Members of Congress representing Queens are attempting to get a College Point pizzeria deliveryman released from Immigration and Customs Enforcement (ICE) custody and learn more about why he was detained.

The group of 14 representatives — including Congress members Grace Meng, Nydia Velazquez, Joseph Crowley, Hakeem Jeffries, Gregory Meeks, Thomas Suozzi, Carolyn Maloney and Senator Charles Schumer — sent letters on June 22 to ICE and the Fort Hamilton Army Base in Brooklyn in relation to the arrest of Pablo Villavicencio.

A resident of Hempstead, Long Island, Villavicencio delivered a pizza to Fort Hamilton earlier this month while working for Nonna Delia’s pizzeria despite not having a driver’s license. He presented his IDNYC card to military police, who then performed a background check and found that Villavicencio had an open order of deportation dating back to 2010.

In the letter to ICE official Tom Decker, director of the New York field office, the Congress members pointed out that Villavicencio actually had a pending appeal through the United States Citizenship and Immigration Services department related to his deportation case, but he was detained by ICE anyway.

“Living in the United States, he has dedicated his life to his family — his daughters and wife — whom are all U.S. citizens,” the letter said. “Mr. Villavicencio’s friends, family and the greater community at large request that he be granted release from custody as he exercises the right to exhaust all his legal options before being removed from the United States.”

The Congress members also announced their full support of Villavicencio’s appeal.

The letter to Colonel Peter Sicoli, commanding officer of the Fort Hamilton Army Base, was much more detailed. The Congress members expressed concern over the “questionable” circumstances surrounding Villavicencio’s detention at the base and requested an explanation of the base’s policies.

“The actions taken by the post generate pressing questions about Fort Hamilton’s current policies, which are critical to maintaining public trust and safety,” wrote the lawmakers. “Furthermore, it can be argued that the practices employed in this particular scenario may fall outside the immediate responsibilities of Fort Hamilton’s guards.”

The lawmakers explained that while the Department of Defense policy requires anyone without an official identification to go through a background check, it is unclear why that policy would apply to someone who is not at the post for official business.
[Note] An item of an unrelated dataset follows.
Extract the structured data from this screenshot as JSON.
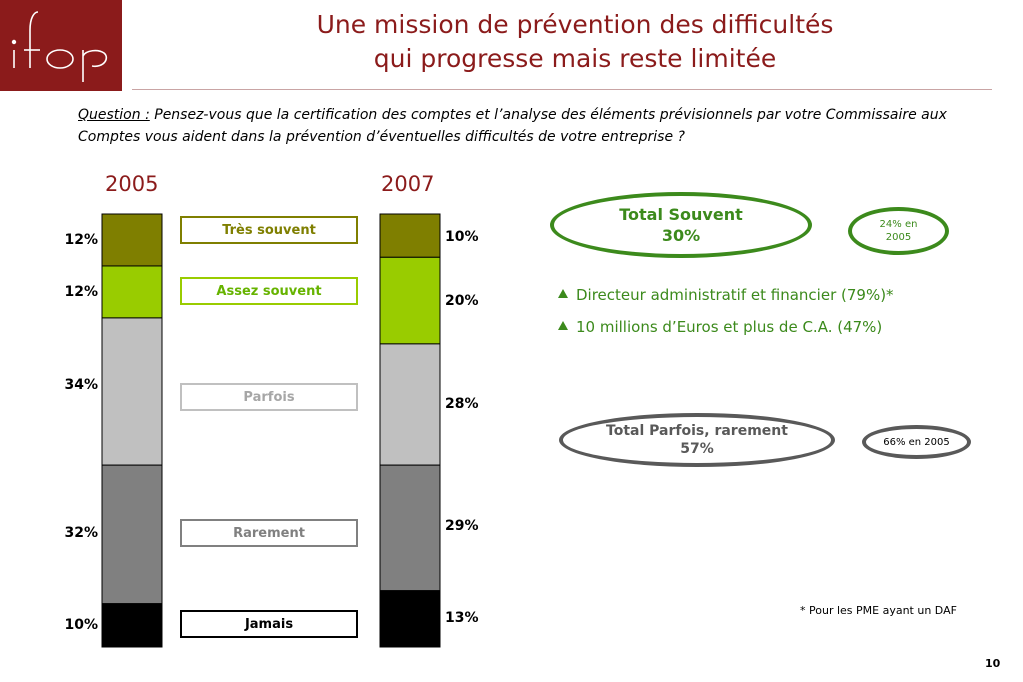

The background check was also performed despite a fellow officer pleading that it should not be conducted, according to the letter.

The letter even specifically asked about Fort Hamilton’s policies toward deliveries, if drivers can decline the background check if they choose to not enter the facility, whether or not they were made aware of that right and if any other drivers have been detained in similar situations. It also referred to a New York Times report in which Villavicencio’s attorney suggested that he did not consent to the background check.

The Congress members requested a formal response from Col. Sicoli within 15 calendar days.

Villavicencio’s wife and two young daughters are all U.S. citizens, and he has no criminal record.